En ces périodes de confinement, Pierre Klein met un voyage insolite à portée de canapé avec son livre La Pérégrination vers l’Occident (éditions Olizane). Il s’agit de l’histoire vraie d’un moine nestorien qui ne rêvait qu’à la sédentarité de sa cellule d’ermite, au bout du monde, près de l’Océan Pacifique, et qui fut amené jusqu’à l’Océan Atlantique.

Contemporains de Marco Polo, deux moines ouïghours sont partis d’Est en Ouest. Le récit de leur voyage gagnerait à être aussi connu que le Livre des merveilles de l’illustre explorateur italien qui fit tant fantasmer l’Occident. L’un des deux moines, Mar Çauma, est parvenu jusqu’aux cours des rois de France et d’Angleterre, dans la lointaine Aquitaine, pour négocier une alliance entre les Mongols et les rois « francs ». Mais le destin de l’autre est peut-être plus extraordinaire encore. Simple prêtre, pèlerin en route vers Jérusalem, il a été bombardé « catholicos », le plus haut poste de l’Église d’Orient. Une Église qui atteignait alors son apogée, répandant l’Évangile de la Syrie jusqu’à la Côte pacifique ! Le récit de leur voyage, romancé, se lit facilement, l’auteur prenant soin de décrire avec pédagogie le contexte mouvementé du XIIIe siècle asiatique, dominé par les héritiers de Gengis Khan.

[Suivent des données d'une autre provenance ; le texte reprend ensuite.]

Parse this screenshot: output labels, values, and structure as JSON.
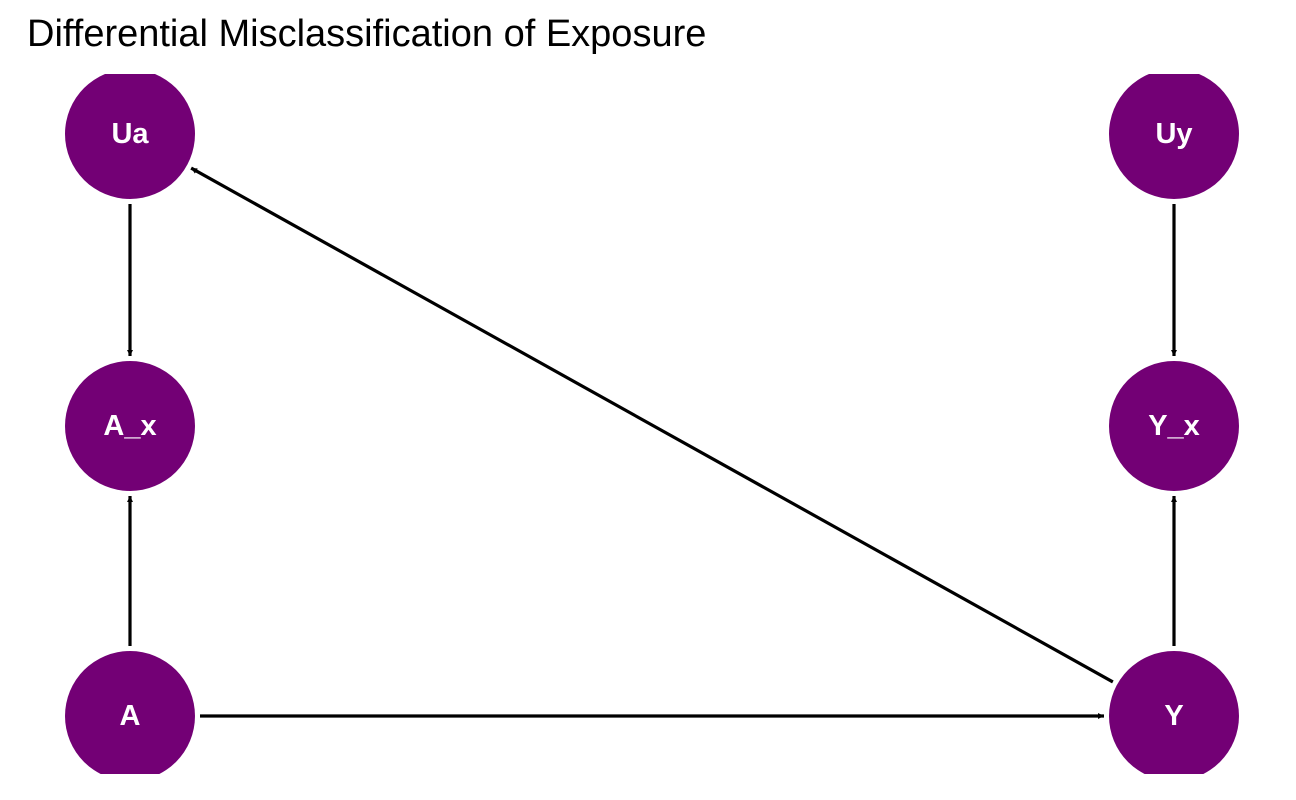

Le XIIIe siècle vu d’Orient

En changeant complètement de perspective, comme on retourne une carte, ce livre éclaire d’un jour inhabituel le XIIIe siècle de saint Louis, de saint Thomas d’Aquin et de Philippe le Bel. On découvre les hordes de Mongols certes sanguinaires, mais qui faisaient régner un ordre dans lequel l’Église dite « nestorienne » a pu prospérer. Ils combattaient les Mamelouks musulmans et dans cette guerre, ils cherchaient une alliance avec les Francs, qui maintenaient à l’époque une présence fragile en Terre Sainte. Cette entente ne s’est jamais concrétisée.

Quant à ces lointains chrétiens orientaux, après la brève période de sécurité de la fin du XIIIe siècle, ils ont connu une suite sans fin d’humiliations et de persécutions, à mesure que les Mongols se convertissaient à l’islam. « L’islam avait un avantage décisif sur le christianisme pour les Mongols, car il autorisait la polygamie », rappelle Pierre Klein. L’auteur, qui se passionne pour l’Église d’Orient et ses héritiers assyro-chaldéens, n’exclut pas la disparition pure et simple de ces représentants d’une histoire presque deux fois millénaire. « Allez en Iran demander si vous pourriez voir des restes d’un temple bouddhiste et on vous prendra pour un fou ! Les Iraniens ont oublié jusqu’au souvenir de la présence de bouddhistes dans leur pays. Malheureusement, rien n’interdit de penser qu’il n’en sera pas de même pour les chrétiens plus tard », regrette-t-il.

Deux moines en éclaireur

En hommage à leur culture menacée, il a voulu donner un aperçu de la spiritualité riche, parfois confuse de l’Orient chrétien. Dans ce voyage spirituel, les deux moines servent d’éclaireurs. En vrais orientaux, ils ne cherchent pas à rationnaliser, mais ils récoltent les mythes, les histoires, les manifestations de piété, comme autant de trésors. Ils priaient devant toutes les reliques – même celles que l’on jugerait aujourd’hui douteuses – que l’on offrait à leur dévotion le long de leurs interminables pérégrinations.

« À partir des Lumières, il a été de bon ton de sourire de la piété populaire et en particulier des reliques », rappelle Pierre Klein. « La logique scientifique, d’inspiration grecque, s’est révélée d’une efficacité inouïe, mais à vouloir lutter contre les superstitions, ce qui est louable, elle a tout emporté, y compris le sens du sacré. » Un sens du sacré qu’il estime indispensable et qui ressurgit dans le retour en grâce des piétés populaires, en particulier la dévotion envers les reliques.

Mar Çauma, qui débarqua dans l’Occident helléno-chrétien sans rien en connaître, apporte sur ces questionnements un regard rafraîchissant. Sa quête spirituelle, qui guida toute sa vie, donne à voir une chrétienté différente, quant à la forme, de celle que nous connaissons en Occident. Elle n’en est pas moins guidée par les mêmes Évangiles et le même Rédempteur.